Thursday, February 4, 2016

The delicate task of inculturation

THIS is a task that has to be made more known because it
is supposed to be done by all of us, albeit in different ways.

            Inculturation here refers to the inculturation of our
Christian faith in our common religious beliefs and practices as a
people, as a portion of Christ’s Church. It is making the spiritual
and supernatural gift of faith our very own as a people.

            It is professing, living and expressing our faith in our
own distinctive ways as it impacts on our popular piety, liturgy, as
well as in our social customs, our business and political systems and
mechanisms,

            In fact, since our faith has to animate all areas of our
life, the task of inculturation involves a continuing process of
making our faith the living principle in our own distinctively
Filipino ways of doing business and politics, for example, and all the
other fields of endeavor that enter into our identity as a people.

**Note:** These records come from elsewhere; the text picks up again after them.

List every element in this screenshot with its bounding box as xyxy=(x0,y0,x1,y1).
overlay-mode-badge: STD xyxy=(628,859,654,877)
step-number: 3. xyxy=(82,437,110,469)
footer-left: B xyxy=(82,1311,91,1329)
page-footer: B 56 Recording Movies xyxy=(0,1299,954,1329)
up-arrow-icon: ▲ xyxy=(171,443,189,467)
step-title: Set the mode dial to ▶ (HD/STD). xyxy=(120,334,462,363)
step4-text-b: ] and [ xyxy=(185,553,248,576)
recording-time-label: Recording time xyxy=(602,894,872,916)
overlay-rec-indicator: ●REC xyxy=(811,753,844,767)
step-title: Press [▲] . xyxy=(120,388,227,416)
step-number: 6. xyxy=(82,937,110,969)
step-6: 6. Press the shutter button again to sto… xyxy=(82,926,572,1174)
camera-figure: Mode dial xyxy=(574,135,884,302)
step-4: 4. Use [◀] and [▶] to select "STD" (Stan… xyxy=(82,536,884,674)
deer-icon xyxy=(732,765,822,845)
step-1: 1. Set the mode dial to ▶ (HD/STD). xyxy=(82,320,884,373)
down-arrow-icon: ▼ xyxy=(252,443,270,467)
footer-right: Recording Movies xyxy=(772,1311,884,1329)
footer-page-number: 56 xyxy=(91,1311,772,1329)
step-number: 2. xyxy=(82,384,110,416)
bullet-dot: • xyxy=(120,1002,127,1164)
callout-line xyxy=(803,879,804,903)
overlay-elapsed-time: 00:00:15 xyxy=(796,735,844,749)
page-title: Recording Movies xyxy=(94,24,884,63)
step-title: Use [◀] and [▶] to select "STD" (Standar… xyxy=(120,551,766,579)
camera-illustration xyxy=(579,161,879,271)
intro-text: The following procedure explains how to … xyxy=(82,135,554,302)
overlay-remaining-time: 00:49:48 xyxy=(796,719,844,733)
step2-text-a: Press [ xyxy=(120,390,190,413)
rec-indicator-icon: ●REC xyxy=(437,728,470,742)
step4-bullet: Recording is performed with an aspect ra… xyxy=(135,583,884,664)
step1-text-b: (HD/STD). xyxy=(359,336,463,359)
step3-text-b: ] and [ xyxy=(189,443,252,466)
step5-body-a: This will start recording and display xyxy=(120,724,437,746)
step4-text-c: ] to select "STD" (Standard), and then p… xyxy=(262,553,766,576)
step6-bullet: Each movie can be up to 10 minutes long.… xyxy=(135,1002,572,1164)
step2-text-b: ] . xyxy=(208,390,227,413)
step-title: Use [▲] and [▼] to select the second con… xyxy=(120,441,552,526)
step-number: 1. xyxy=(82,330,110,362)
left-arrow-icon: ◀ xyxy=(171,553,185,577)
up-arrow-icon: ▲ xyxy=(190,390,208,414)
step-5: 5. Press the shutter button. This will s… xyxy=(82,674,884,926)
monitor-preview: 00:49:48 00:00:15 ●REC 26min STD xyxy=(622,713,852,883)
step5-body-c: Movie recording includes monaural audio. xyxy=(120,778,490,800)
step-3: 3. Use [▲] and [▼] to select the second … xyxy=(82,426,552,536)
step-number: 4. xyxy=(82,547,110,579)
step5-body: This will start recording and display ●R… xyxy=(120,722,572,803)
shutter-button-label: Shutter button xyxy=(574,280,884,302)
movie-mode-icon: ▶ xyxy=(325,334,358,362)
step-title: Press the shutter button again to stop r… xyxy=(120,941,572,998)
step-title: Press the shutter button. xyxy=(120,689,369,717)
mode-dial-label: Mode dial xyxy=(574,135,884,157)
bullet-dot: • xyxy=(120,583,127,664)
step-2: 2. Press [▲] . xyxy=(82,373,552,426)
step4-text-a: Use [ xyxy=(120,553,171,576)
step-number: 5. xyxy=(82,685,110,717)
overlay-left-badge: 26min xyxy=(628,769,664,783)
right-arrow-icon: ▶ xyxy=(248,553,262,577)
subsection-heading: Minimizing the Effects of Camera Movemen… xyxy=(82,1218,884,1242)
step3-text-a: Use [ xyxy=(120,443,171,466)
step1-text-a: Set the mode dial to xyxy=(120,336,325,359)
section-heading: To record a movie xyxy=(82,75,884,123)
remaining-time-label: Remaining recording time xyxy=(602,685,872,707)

            These fields of human endeavor and interest can include
our professional work, our sports and entertainment, our studies, our
sciences, arts and technologies. As we can see, there is a lot of work
to be done in this regard.  Judging at how things stand at present, we
can consider ourselves still in the primitive stage of inculturation.

            So far, we can say that even the term ‘inculturation’ has
not really entered yet into our common vocabulary. And if it has in
some way, it is often understood in a very reduced way. So far, it is
restricted only to religious matters as in things of popular piety and
liturgy. It practically has not entered yet into our secular world
where it is most needed.

            The basic assumption here is that both our faith and our
culture come from God, and therefore, there is a certain connaturality
or fittingness between them. Even without considering yet the effects
of sin, inculturation would already involve tremendous effort to
uphold and defend that fittingness between the two. With the effects
of sin considered, the effort becomes even much more demanding.

            To be sure, the task of inculturation is a most complex
effort. It is not supposed to detract from the absolute and essential
content of our faith, even if such content also has come to us in a
historical process and therefore with some cultural influences and
conditionings. Thus discerning the unchanging essential part of faith
can be tricky.

            What are of great help are the catechisms and the
different magisterial doctrinal definitions. These definitions, of
course, can still stand more development and progress in a homogeneous
way as time passes by and as more considerations have to be made.

            And a people’s culture itself is a very dynamic animal. It
is subject to a numberless variety of factors and conditions,
historical, social, political, etc., which can interact with each
other in a most dizzying way.

            Even the climate of the place, the color of the skin, the
more or less common genetic make-up of the people, etc., contribute in
the making of a people’s culture. Not all of these factors and
conditions though have the same value. And figuring out the proper
hierarchy for all these factors can be very confusing also.

            Inculturation, to be sure, does not mean that the culture
is one monolithic phenomenon. Its basic identity and unity can include
a certain plurality of things, of options, opinions, preferences. What
is certain is that we can say that a particular way of looking at
things, of understanding and reacting to them, even if they can
different and conflicting, is our Filipino way, is our Filipino
culture.

            Inculturation involves humanizing and Christianizing all
aspects of our Filipino culture. It can involve many things we share
in common with other cultures, but it has its own peculiarities also
that need always to be respected, upheld and even fostered.

            Inculturation involves a certain openness to whatever
comes in life but somehow keeping one’s own identity and distinctive
culture. I would suppose that the original model and animating
principle for this is none other than Christ, the Son of God who
became man, adapting himself to us in all things except sin itself,
though he made himself like sin, for the purpose of our own salvation.

            This is also a most crucial element in inculturation. Its
ultimate purpose and reason for being is our human redemption. It’s
not simply a matter of our self-identification and affirmation.

            For inculturation to be truly operative, meaningful and
successful, it has to aim at our eternal salvation. Otherwise, it
would just be an exercise in vanity.